Charcoal-making site, Sevenchurches, Co. Wicklow
Co. Wicklow |
Kilns
Scattered across the wooded slopes around Glendalough's Upper Lake are dozens of low oval platforms, each roughly nine metres long and six metres wide, cut into the hillside at irregular intervals.
They are easy to walk past without a second thought, mistaken perhaps for natural terracing or the remnants of some forgotten field system. In fact they are the traces of charcoal production, an industry that once required levelling the ground into flat working beds, known as hearths or pitsteads, where stacks of timber could be slowly smothered and burned over several days to drive off moisture and produce the dense, carbon-rich fuel that smelting and ironworking depended upon.

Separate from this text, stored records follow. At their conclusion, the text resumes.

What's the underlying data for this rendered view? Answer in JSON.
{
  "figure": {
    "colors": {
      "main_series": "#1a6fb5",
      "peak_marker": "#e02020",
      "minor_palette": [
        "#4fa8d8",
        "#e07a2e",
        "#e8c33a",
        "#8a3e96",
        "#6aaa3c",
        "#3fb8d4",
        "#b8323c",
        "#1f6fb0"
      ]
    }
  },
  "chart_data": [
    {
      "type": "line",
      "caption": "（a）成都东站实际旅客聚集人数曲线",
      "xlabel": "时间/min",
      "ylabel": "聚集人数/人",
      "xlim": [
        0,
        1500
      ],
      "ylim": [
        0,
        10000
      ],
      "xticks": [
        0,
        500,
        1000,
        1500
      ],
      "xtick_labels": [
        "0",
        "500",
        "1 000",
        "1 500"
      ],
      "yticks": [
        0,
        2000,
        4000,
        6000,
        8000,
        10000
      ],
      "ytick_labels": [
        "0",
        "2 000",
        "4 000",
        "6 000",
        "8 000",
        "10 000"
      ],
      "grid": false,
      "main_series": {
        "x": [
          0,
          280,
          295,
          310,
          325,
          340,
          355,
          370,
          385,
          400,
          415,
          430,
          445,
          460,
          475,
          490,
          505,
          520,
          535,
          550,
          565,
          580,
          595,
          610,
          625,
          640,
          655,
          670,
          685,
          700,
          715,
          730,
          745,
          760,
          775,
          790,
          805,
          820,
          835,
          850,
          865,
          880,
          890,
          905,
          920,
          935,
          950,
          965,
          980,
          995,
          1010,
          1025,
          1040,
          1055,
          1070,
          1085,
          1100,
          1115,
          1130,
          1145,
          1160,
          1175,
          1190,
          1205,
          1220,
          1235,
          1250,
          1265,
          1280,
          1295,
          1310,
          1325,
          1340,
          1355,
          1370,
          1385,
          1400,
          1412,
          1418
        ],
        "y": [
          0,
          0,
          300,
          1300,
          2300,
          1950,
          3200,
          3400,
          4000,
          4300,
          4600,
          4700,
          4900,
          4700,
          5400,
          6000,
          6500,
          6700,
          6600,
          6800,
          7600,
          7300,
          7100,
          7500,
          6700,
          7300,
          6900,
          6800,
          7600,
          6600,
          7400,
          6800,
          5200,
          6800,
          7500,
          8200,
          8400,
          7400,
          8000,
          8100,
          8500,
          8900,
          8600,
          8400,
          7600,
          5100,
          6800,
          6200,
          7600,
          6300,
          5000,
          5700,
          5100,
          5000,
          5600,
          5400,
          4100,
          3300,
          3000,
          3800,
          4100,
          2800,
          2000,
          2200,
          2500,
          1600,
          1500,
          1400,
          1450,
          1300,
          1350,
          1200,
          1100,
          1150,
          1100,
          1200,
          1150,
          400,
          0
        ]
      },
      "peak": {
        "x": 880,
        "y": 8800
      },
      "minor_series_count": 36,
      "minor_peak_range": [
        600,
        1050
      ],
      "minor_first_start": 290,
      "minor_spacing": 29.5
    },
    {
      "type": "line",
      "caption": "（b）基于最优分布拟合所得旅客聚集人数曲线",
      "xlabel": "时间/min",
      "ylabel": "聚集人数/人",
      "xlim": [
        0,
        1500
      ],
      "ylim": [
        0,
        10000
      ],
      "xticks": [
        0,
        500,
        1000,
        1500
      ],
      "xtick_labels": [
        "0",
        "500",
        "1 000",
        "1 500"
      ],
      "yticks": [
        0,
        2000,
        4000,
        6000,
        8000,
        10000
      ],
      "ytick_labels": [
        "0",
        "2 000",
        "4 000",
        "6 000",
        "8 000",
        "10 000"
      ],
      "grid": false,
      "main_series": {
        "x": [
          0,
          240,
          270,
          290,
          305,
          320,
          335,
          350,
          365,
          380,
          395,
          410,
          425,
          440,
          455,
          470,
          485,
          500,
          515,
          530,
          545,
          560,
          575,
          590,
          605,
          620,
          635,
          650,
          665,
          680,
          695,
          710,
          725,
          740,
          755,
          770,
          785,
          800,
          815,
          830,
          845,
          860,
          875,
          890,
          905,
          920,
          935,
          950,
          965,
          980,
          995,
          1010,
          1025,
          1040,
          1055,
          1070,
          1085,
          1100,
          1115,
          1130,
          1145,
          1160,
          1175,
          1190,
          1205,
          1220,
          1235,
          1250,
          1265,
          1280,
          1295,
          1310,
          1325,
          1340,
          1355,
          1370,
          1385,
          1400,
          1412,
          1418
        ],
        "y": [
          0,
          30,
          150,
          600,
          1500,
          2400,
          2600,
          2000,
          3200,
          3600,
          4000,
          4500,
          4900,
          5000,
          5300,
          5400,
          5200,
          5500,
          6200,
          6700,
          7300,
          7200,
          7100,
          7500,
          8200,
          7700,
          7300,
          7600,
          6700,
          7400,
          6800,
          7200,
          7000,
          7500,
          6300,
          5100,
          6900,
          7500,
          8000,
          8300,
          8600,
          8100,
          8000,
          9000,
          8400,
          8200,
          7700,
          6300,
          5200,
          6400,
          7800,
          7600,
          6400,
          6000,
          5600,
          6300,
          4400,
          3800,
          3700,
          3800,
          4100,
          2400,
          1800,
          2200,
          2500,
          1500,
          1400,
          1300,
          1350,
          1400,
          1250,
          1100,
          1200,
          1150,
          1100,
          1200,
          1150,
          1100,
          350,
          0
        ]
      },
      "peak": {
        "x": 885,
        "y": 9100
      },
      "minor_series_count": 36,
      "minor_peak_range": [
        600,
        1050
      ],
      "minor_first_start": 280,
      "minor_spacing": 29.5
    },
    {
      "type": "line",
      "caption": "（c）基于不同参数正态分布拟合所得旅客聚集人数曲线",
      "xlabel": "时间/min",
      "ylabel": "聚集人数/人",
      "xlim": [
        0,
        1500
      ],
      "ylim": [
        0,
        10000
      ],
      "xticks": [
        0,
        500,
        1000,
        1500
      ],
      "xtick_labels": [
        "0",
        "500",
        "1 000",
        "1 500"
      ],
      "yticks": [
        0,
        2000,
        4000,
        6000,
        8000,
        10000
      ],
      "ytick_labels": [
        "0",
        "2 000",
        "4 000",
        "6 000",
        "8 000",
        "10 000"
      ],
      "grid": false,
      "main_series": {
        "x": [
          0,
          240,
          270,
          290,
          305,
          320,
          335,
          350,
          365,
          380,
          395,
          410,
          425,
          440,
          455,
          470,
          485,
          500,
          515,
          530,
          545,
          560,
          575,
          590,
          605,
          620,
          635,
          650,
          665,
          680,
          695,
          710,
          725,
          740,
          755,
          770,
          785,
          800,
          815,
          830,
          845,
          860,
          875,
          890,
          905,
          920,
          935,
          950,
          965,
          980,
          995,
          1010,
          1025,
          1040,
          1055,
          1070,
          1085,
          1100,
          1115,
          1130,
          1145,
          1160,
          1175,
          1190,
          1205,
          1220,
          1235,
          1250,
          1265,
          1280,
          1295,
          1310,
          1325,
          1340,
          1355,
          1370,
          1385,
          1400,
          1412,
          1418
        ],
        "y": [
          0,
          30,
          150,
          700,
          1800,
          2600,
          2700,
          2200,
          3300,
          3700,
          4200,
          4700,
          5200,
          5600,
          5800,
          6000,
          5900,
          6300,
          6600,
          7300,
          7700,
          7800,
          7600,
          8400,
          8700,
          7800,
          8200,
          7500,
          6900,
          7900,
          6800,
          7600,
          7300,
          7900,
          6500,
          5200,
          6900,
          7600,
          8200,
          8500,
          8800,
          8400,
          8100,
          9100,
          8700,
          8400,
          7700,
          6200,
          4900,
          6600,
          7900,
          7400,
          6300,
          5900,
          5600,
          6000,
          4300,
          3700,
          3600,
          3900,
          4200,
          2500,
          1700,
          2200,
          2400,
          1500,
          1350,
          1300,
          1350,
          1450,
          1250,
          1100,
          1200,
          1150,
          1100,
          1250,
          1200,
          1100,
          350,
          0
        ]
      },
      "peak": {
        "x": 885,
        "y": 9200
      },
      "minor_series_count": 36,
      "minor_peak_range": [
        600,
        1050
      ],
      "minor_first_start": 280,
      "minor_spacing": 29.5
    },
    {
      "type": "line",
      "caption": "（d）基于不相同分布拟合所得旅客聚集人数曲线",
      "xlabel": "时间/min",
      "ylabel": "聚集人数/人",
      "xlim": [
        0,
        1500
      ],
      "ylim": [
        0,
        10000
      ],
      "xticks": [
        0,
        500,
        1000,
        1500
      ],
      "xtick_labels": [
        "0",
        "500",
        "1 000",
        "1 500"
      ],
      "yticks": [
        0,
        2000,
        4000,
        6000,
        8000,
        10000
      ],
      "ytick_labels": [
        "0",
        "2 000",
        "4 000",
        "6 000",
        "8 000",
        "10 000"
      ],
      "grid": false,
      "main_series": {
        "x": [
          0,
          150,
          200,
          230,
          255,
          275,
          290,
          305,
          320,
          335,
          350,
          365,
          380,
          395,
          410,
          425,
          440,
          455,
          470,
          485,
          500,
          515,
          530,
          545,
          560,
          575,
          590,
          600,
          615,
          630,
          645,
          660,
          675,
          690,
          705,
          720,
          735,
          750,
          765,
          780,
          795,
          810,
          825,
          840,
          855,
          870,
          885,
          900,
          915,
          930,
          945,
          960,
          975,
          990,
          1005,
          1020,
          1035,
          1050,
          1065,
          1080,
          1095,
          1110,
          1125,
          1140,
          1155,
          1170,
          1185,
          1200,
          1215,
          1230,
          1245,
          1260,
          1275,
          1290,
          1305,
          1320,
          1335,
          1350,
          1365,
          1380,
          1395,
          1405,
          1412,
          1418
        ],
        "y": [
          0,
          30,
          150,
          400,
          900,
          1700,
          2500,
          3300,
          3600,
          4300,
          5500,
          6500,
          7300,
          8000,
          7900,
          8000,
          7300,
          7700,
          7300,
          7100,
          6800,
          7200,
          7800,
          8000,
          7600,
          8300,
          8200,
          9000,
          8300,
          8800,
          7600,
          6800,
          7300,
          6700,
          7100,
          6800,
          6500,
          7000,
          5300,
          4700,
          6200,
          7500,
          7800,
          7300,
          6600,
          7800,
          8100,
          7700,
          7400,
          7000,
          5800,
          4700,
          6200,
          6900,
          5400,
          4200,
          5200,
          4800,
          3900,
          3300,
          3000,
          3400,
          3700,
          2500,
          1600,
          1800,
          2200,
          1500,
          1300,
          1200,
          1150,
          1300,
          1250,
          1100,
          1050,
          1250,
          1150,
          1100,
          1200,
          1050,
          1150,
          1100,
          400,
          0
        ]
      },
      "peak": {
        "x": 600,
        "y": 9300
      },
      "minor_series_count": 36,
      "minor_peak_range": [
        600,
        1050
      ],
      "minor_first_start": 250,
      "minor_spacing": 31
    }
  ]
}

At least 75 of these platforms have been recorded on the northern and southern sides of the Upper Lake, with a further cluster to the west and south-west of Reefert Church, one of the early medieval ecclesiastical ruins for which the Glendalough valley is known. An additional survey identified around 40 similar platforms in the same general area. The concentration is striking. The presence of so many pitsteads in close proximity to a monastic site raises questions about the scale of industrial activity that supported, or perhaps operated alongside, the famous community here. Ua Riain noted the platforms as early as 1940, and the site was revisited by Healy in 1972, but the charcoal-making history of Glendalough remains considerably less discussed than its round towers and carved doorways.